The house we came to fit naturally into the woodland scene. I felt it had been there a long time, long enough that the forest was used to it. It blended with the nature around it, rather than carving out a place for itself. Long grass pressed to the walls and ivy crawled along the doorway and around the pillars of the porch. The great imposing stone steps were cracked and bold little weeds poked their flowers through the gaps. The house was old, even if it didn't have the weighty years of the main school. I guessed the style to be Georgian, not that I had the faintest idea of those things. It was beautiful, I thought, and not neglected, despite its weary look. I took an instant, magnetic liking to it.

"Your room is on the fourth floor." Dr.
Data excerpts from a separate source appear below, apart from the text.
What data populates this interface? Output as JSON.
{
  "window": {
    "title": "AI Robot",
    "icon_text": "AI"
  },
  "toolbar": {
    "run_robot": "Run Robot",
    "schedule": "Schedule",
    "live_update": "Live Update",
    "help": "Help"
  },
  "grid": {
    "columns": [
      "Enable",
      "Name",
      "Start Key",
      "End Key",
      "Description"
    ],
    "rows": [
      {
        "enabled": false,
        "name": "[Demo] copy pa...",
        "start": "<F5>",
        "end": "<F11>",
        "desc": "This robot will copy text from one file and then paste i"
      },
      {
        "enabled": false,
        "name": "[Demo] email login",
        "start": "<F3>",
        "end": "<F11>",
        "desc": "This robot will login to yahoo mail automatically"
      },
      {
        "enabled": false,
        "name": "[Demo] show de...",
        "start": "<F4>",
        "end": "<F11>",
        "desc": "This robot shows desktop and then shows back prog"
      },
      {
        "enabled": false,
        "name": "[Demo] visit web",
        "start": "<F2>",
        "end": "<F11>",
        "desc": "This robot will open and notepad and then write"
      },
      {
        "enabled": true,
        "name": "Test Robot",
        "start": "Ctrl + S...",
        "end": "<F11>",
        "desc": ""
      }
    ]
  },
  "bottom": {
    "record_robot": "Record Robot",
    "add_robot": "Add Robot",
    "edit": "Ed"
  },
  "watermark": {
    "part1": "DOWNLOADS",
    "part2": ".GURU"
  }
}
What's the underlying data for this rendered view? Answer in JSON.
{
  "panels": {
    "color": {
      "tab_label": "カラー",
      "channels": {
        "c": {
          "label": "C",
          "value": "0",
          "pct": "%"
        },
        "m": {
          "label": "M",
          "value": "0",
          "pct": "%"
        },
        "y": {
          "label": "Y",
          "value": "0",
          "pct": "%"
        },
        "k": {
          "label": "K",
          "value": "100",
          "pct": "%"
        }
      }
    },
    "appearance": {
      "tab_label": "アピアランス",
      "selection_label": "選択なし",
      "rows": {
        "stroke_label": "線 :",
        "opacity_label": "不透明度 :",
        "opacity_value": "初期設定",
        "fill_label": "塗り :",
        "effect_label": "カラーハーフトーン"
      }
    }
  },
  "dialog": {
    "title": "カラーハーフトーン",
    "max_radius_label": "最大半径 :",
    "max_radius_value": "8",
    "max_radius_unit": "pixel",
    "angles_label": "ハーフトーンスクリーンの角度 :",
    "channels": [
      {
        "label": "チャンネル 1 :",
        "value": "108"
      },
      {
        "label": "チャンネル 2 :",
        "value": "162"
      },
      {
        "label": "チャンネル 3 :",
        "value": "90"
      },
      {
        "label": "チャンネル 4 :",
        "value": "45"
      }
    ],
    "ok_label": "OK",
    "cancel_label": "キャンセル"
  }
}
Cullen said quietly as I finished my appraisal. "You're sharing with Rosalie Hale, from New York. She's an excellent student. You two should get along."

"Right." I said, my throat suddenly dry. Dr. Cullen's tone was kind.

"Your parents have to come with me, to sign some documents. We'll leave you to get settled in."

I turned to face him, mouth falling open in horror. I wasn't ready to be left alone in this strange, alien place, wasn't ready to just walk inside this unreal, fantastical house and meet my room-mate with the sophisticated name, meet my other house-mates, who were surely just as uncanny as the students I had seen in the school. I needed my parents, at the very least for a few minutes longer. Dr. Cullen couldn't take them away, not yet.

Before I could give voice to any of this, Mom bulldozed past Dr. Cullen to enfold me in an embrace. "Honey, you have a wonderful time, okay?" She ordered, effusive as always. "We'll come see you at - well, we'll make plans. Email me, okay?"

I nodded into her shoulder. "Bye, Mom." I felt like something else was expected of me, like I should apologise. But I had, many times. I was sick of hearing the word 'sorry' in my own voice, and no matter how much I said it, there was no magical salvage of the situation.

Dad looked at me, and his eyes were so sad that I hated myself. I wanted to fling myself at him, to bury myself in a hug and feel like a six year old, safe in the impenetrable fortress of Daddy's arms. But his aged brown eyes were reflecting pain and all-consuming disappointment back at me, and the unconditional love I wanted to claim was fled. He cleared his throat and spoke gruffly.

"Be good, Bells."

"I will." I promised, fighting the choked-up feeling that was closing my throat. He nodded stiffly, then looked at Dr. Cullen.

"I hope you lot keep the boys out of the dorms." He said, serious as a heart attack.

"Absolutely, Mr. Swan." Dr. Cullen said solemnly.

Dad nodded. He half-lifted his arm, to... I don't know. Hug me? Shake my hand? Wave, even? Whatever it was, he let his hand fall back to his side.

"Bye, kiddo." He said sadly.

"Bye, Dad." I whispered back, because my voice was still hoarse from trying not to cry. But the 'kiddo' made me feel better, let me know that despite everything we were still fundamentally okay. That helped me gather myself enough to turn my back on the three adults as they walked away, and walk bravely through the unlocked mahogany door of the house.